Zwei nackte Füsse ragen in den Himmel.

8. Raumspezifische Kunst («Aus der Begriffsfontäne»)

Das war nötig – ganz dringend sogar: Ferien von der Kälte, Urlaub von den Anstrengungen eines Residenz-Künstlers, eine schöpferische Auszeit, ein paar Tage zu Hause. Als ich die Schweiz verliess, trieb ein gemeiner Wind matschige Schneeflocken durch die Strassen. Selbst in meinen mit Hasenpelz gefütterten Schuhen wurden mir die Zehen klamm – und kaum eine Stunde vor meiner Abreise rutschte ich auch noch auf einem Fussgängerstreifen aus und wäre fast von einem Lastwagen der Migros überfahren worden. Das war gestern früh. Jetzt sitze ich hier in der Bucht von Piebò und spüre den Sand unter meinen nackten Füssen. Es ist Nacht. Von Zeit zu Zeit schlägt eine Brandungswelle sanft gegen den Strand, leuchtend weiss bricht dann ein Schaumstreif aus der Dunkelheit hervor. Meine Hose klebt leicht an der Haut meiner Schenkel, und ich trinke alten Rum. Ohne Vorwarnung platzen dann und wann schwere Regentropfen vom Himmel in mein Glas und lassen die Flüssigkeit in kleinen Fontänen hochspritzen. 

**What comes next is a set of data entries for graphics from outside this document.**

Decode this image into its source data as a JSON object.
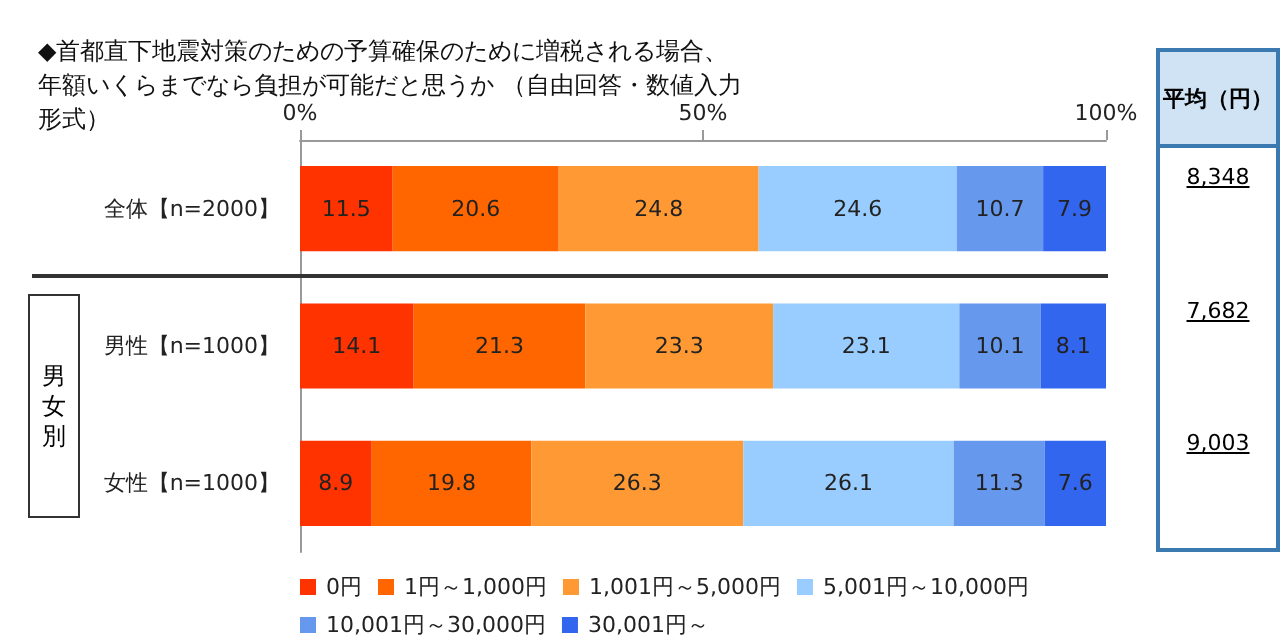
{
  "chart_data": {
    "type": "bar",
    "orientation": "horizontal",
    "stacked": true,
    "title": "◆首都直下地震対策のための予算確保のために増税される場合、年額いくらまでなら負担が可能だと思うか （自由回答・数値入力形式）",
    "categories": [
      "全体【n=2000】",
      "男性【n=1000】",
      "女性【n=1000】"
    ],
    "series": [
      {
        "name": "0円",
        "color": "#ff3300",
        "values": [
          11.5,
          14.1,
          8.9
        ]
      },
      {
        "name": "1円～1,000円",
        "color": "#ff6600",
        "values": [
          20.6,
          21.3,
          19.8
        ]
      },
      {
        "name": "1,001円～5,000円",
        "color": "#ff9933",
        "values": [
          24.8,
          23.3,
          26.3
        ]
      },
      {
        "name": "5,001円～10,000円",
        "color": "#99ccff",
        "values": [
          24.6,
          23.1,
          26.1
        ]
      },
      {
        "name": "10,001円～30,000円",
        "color": "#6699ee",
        "values": [
          10.7,
          10.1,
          11.3
        ]
      },
      {
        "name": "30,001円～",
        "color": "#3366ee",
        "values": [
          7.9,
          8.1,
          7.6
        ]
      }
    ],
    "xlim": [
      0,
      100
    ],
    "xticks": [
      {
        "value": 0,
        "label": "0%"
      },
      {
        "value": 50,
        "label": "50%"
      },
      {
        "value": 100,
        "label": "100%"
      }
    ],
    "grid": false,
    "legend": "bottom",
    "data_labels": true,
    "annotations": [
      "男女別",
      "平均（円）",
      "8,348",
      "7,682",
      "9,003"
    ]
  }
}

Ich spüre, wie Wärme und Feuchtigkeit der karibischen Luft in meine Haut eindringen und merke, dass jeder Windhauch angenehm ist. Kaum kann ich glauben, dass sich mein Körper vor wenigen Stunden noch mit dicken Kleidern gegen die Kälte schützen musste. Und der Gedanke, dass ich hier einfach am Strand einnicken könnte, ohne dabei unweigerlich zu erfrieren, erscheint mir irgendwie absurd. Trotzdem war es nicht das Klima allein, das mich zu dieser kleinen Flucht getrieben hat. Es war meine eigene Feigheit. Ein Kurator war mit der Bitte an mich herangetreten, für eine Ausstellung in einer alten Seidenfabrik eine «ortsspezi fische Arbeit» zu entwickeln - und mir war nichts Passendes eingefallen. - Dabei mangelte es nicht an Ideen für Projekte, die inhaltlich oder formal mit dem Ort zu tun gehabt hätten. Ganz im Gegenteil: Mit der Zeit kam ich zum Schluss, dass eigentlich alles, was irgendwo in Erscheinung tritt, automatisch in eine äusserst komplizierte Beziehung zur Umgebung gerät - und so gesehen also eigentlich alles immer auch «ortsspezifisch» ist.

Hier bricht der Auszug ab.